Roderick T. Long - 3/7/2005

L&P continues to mess up links, but this one should work:

http://www.spectator.co.uk/article.php?issue=2005-03-05&;id=5758


Sudha Shenoy - 3/7/2005

Sorry - my technical expertise is of the smallest.
http://www.spectator.co.uk/article.php?issue=2005-03-05&;id=5758.
Hope that's OK.


Jonathan Dresner - 3/6/2005

"A democracy cannot exist as a permanent form of government; it can only exist until the voters discover that they can vote themselves largesse from the public treasury. From that moment on, the majority always votes for the candidates promising them the most benefits from the public treasury, with the result that a democracy always collapses over loose fiscal policy, always followed by a dictatorship." -- Sir Alex Fraser Tytler (1747-1813; Prof. History, Edinburgh U.) (written pre 1776)

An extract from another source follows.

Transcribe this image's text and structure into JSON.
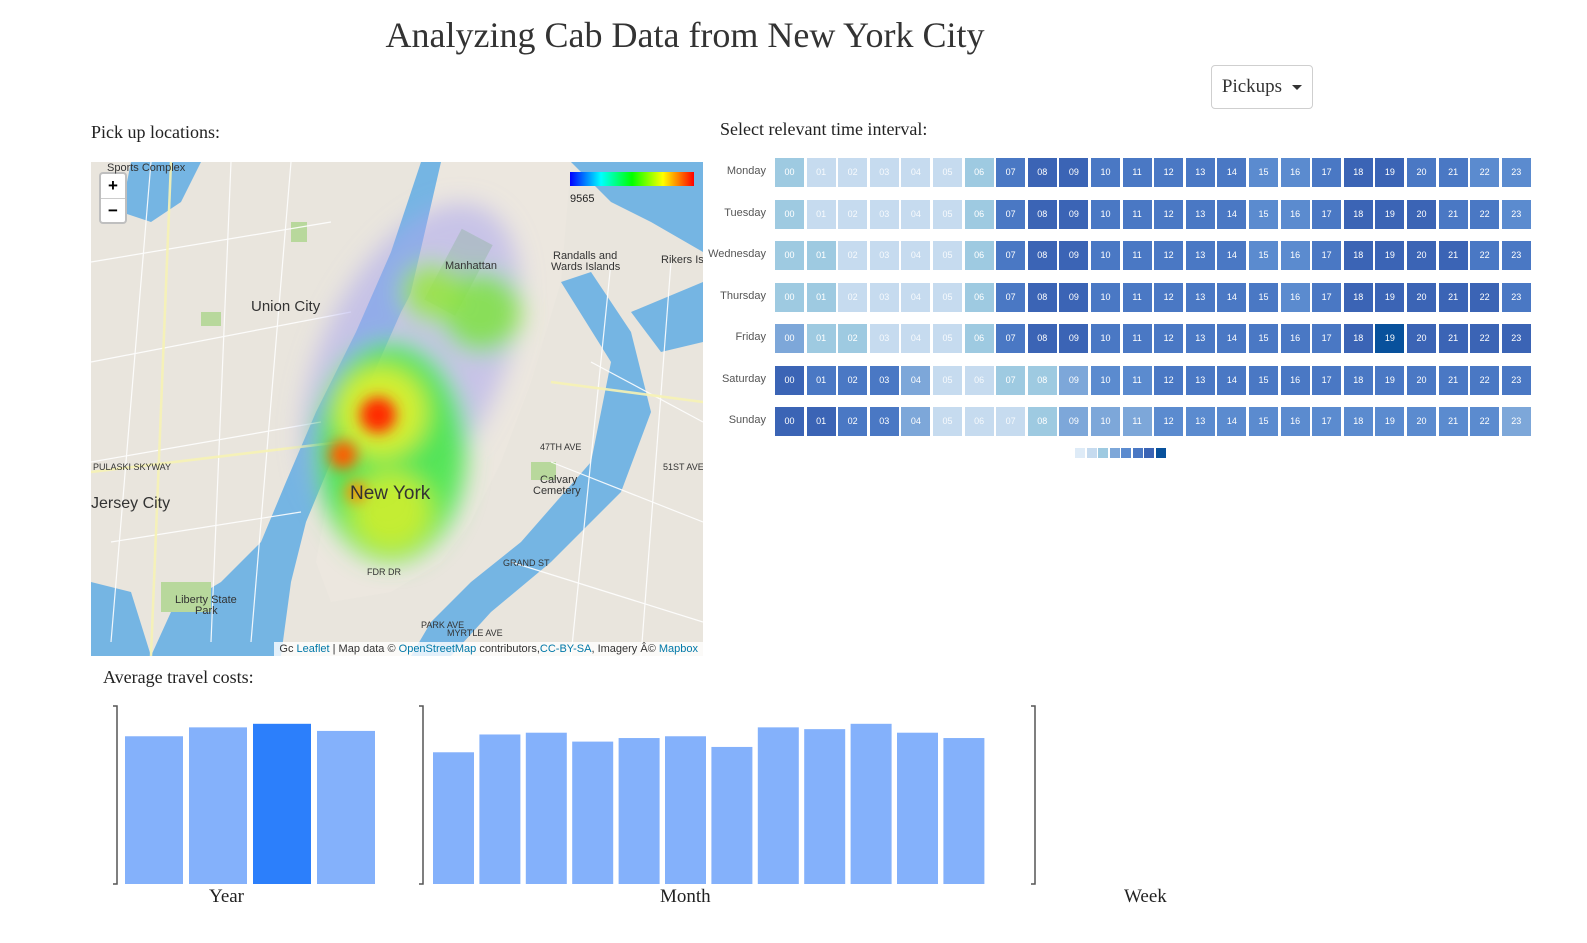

Sheldon Richman - 3/6/2005

Sudha--Do you have a link for the article?


William Marina - 3/6/2005

I can't think of any democracies in history, or urban, mass society empires, that have cut back to avoid decline.


Chris Westley - 3/6/2005

Sudha - The situation in the US is not that different. The Brookings Institution's Paul Light wrote a couple of years ago (in "The New True Size of Government", cf. http://www.brook.edu/dybdocroot/gs/cps/light20030905.pdf):

"The true size of government is neither good nor bad in an objective sense—it merely is the total workforce required to deliver the promises the federal government has made. According to a 1999 public opinion survey conducted by Princeton Survey Research Associates on behalf of the Center for Public Service, roughly two in five U.S. households contain someone who works either directly for the federal government, or indirectly through contracts, grants, or mandates."